There's probably a reason that sniffing animals find direction by moving the point that they sniff with, not by changing the angle of their nostrils.
-- jutta, Mar 28 2010


sorta the opposite: no matter how thick the fog, the light will still be strongest in the direction of it's origin: assuming the perp's pants will have a greater amount of H2S on them for awhile, they'd have a greater concentration than ambient.

not looking for a great amount of shift though, but there should be some.

still better than the other options:

- a flashlight that causes H2S to flouresce (except H2S doesn't flouresce)

- a focused maser (similar to the "midge killer" system) which randomly superheats points proximal to nearby large objects, until one of them blows up. Admittedly that would have it's advantages.
-- FlyingToaster, Mar 28 2010


Flatulent odor propogation (I can't belive I'm writing about this!) seems likely to be strongly influenced by air currents, which are in turn influenced by thermal effects.

[Jutta] has it right; a moving sniffer or multiple sniffing points would be required to identify the source of the odor. Not sure this is possible with a single handheld device, which would itself influence air currents simply by moving them around. Multiple bluetooth-linked detectors could do the job.
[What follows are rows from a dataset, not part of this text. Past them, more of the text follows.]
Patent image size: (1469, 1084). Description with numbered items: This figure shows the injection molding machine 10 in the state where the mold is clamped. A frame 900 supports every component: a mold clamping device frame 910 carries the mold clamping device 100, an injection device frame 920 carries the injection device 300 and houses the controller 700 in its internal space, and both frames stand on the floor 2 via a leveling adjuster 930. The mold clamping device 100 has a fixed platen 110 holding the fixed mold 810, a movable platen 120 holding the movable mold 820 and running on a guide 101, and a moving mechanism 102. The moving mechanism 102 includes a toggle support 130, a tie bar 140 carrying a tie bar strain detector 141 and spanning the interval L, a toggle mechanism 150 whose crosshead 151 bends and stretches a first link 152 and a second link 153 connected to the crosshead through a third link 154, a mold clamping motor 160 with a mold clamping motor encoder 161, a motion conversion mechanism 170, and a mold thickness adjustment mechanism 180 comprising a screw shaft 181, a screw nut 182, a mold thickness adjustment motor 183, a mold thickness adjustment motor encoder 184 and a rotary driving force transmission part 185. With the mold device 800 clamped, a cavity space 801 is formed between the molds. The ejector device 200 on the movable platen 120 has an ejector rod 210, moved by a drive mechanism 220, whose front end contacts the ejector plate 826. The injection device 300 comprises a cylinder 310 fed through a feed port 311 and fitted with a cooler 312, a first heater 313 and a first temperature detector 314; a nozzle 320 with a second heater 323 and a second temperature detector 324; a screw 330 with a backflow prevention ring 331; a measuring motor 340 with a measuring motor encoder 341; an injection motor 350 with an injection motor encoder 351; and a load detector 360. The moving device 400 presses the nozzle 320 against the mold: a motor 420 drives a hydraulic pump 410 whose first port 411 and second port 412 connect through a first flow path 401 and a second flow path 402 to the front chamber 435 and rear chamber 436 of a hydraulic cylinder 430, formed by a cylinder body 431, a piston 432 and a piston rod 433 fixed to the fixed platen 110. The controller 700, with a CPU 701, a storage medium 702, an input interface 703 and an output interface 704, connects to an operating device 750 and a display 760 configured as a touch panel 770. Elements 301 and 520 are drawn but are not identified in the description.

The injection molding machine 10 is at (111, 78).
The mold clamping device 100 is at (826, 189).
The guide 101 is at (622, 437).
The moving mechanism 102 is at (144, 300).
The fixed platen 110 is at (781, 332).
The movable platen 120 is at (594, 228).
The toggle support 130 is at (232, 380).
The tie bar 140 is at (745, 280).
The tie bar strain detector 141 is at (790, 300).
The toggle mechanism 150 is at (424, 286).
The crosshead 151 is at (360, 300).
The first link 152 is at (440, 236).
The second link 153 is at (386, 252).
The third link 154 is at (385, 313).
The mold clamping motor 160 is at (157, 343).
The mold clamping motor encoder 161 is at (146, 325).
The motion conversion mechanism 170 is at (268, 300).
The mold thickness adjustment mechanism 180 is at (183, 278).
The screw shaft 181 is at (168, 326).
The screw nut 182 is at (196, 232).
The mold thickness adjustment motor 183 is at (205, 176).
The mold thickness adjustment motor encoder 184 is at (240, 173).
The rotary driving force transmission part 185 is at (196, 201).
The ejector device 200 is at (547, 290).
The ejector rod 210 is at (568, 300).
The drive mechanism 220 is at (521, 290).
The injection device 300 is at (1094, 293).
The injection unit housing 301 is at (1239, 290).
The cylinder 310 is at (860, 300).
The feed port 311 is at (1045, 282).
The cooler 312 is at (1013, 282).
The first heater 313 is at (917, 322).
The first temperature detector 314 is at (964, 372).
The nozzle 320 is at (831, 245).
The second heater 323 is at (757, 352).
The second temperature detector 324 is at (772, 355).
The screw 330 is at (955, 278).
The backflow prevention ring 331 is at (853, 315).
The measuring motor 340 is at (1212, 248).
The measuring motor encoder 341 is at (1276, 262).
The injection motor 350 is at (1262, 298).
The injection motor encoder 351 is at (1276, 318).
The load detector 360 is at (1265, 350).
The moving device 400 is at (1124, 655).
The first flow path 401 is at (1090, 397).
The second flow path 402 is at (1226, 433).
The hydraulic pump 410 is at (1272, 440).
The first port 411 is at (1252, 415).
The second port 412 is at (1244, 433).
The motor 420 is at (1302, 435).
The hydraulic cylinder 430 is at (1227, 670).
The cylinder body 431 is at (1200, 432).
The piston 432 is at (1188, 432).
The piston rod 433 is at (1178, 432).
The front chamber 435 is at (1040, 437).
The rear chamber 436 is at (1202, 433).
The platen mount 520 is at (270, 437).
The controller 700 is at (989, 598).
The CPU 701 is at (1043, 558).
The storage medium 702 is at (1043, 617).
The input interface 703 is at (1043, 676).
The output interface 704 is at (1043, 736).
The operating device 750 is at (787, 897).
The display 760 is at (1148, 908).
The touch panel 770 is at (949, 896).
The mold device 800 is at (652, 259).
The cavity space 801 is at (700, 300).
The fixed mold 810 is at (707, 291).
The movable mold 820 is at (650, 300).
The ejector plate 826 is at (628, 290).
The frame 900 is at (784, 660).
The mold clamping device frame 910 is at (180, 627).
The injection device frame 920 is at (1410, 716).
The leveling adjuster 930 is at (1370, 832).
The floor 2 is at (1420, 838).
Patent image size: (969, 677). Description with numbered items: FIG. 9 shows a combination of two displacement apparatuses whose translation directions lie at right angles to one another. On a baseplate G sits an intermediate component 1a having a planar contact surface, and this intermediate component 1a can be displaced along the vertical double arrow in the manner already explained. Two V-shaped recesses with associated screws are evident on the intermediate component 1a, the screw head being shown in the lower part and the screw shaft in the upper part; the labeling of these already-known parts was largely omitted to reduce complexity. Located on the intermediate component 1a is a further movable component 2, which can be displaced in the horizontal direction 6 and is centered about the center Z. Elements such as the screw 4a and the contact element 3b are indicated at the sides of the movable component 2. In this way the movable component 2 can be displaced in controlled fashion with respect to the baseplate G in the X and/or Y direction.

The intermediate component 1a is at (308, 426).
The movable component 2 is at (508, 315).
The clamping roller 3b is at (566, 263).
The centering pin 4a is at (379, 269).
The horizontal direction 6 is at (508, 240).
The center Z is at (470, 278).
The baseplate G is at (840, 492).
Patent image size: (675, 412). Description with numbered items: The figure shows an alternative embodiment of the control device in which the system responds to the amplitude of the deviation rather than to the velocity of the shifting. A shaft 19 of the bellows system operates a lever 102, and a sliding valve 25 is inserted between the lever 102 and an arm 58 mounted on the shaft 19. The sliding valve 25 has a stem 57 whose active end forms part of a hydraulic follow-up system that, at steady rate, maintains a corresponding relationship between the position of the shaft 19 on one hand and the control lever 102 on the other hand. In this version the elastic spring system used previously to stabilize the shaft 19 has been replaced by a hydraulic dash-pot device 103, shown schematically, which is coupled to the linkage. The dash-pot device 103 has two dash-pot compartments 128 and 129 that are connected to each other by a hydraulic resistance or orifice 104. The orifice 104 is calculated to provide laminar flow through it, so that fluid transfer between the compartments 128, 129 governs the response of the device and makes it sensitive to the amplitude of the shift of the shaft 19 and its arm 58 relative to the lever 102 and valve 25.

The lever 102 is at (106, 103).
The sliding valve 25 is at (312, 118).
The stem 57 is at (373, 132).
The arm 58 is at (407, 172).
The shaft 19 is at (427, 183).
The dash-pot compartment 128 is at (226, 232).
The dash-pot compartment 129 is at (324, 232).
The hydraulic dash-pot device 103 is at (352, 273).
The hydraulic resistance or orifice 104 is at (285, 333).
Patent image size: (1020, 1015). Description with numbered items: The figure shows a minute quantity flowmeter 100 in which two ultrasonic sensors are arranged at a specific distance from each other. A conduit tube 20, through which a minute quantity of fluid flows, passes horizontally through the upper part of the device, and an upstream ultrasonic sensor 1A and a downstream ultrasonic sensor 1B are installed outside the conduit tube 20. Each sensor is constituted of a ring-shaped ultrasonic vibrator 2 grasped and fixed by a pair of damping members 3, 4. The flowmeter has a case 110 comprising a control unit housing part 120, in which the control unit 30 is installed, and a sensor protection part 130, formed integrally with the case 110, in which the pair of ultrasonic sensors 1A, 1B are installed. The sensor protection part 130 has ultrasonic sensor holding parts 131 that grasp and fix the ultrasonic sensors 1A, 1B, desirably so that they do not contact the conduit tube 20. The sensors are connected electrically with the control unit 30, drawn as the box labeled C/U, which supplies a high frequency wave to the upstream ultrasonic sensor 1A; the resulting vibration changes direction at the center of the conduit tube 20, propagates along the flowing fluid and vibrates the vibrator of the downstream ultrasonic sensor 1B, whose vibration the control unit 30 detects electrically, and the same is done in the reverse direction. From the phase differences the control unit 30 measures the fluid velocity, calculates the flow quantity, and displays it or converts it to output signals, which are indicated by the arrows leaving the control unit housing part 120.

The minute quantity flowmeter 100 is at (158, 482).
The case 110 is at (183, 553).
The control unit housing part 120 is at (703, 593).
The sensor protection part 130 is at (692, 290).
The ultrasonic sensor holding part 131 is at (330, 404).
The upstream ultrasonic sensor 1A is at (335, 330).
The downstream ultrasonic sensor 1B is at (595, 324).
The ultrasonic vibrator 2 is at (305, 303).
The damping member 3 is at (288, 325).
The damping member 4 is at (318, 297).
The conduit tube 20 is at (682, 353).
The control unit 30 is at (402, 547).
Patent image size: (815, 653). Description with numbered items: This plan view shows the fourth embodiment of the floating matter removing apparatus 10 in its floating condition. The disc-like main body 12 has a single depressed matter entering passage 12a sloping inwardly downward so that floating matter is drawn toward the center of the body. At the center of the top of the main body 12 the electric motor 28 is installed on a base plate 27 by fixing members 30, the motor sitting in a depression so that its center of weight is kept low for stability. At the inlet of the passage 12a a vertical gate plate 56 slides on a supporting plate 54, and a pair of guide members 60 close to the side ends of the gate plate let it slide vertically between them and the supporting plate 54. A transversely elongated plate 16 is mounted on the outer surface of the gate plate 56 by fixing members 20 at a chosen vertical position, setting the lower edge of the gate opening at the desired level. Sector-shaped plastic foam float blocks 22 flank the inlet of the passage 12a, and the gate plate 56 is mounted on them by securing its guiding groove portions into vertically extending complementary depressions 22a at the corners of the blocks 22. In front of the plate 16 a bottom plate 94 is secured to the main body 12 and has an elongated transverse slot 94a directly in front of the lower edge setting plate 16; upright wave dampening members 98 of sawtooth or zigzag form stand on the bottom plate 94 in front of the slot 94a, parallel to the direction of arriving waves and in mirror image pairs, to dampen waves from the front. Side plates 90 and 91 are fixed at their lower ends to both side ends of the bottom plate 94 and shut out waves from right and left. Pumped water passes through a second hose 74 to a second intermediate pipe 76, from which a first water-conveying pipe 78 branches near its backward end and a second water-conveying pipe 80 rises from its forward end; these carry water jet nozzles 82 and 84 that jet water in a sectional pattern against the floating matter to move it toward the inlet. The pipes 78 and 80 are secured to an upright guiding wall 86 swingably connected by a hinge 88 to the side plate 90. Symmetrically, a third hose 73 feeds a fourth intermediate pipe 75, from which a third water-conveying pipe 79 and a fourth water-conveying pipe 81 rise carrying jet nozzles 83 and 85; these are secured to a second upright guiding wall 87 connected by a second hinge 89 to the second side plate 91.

I expect acoustical detection methods would work better. A cluster of suitably-equipped i-phones could vector the offender with great accuracy.
-- csea, Mar 29 2010


//multiple sniffing points//
<wince> the idea's for *directional* not *positional*.
-- FlyingToaster, Mar 29 2010


//*directional* not *positional*.//

It's difficult to know the direction something is coming from unless one knows the relative positions of source and receiver(s)... perhaps it's time to let it go. ;)
-- csea, Mar 29 2010


no no, I think I know where it's coming from...
-- FlyingToaster, Mar 29 2010


So a device like an umbrella, that unfurls into a 2-m wide array of detectors. Could be fun trying to deploy it in social situations...
-- pocmloc, Mar 29 2010


Must be a definition of 'fun' I haven't encountered.
-- Nelipot, Mar 29 2010


Maybe it could analyse the fart and determine what the culprit had been eating. If you know what your friends eat, you can then figure out who was responsible.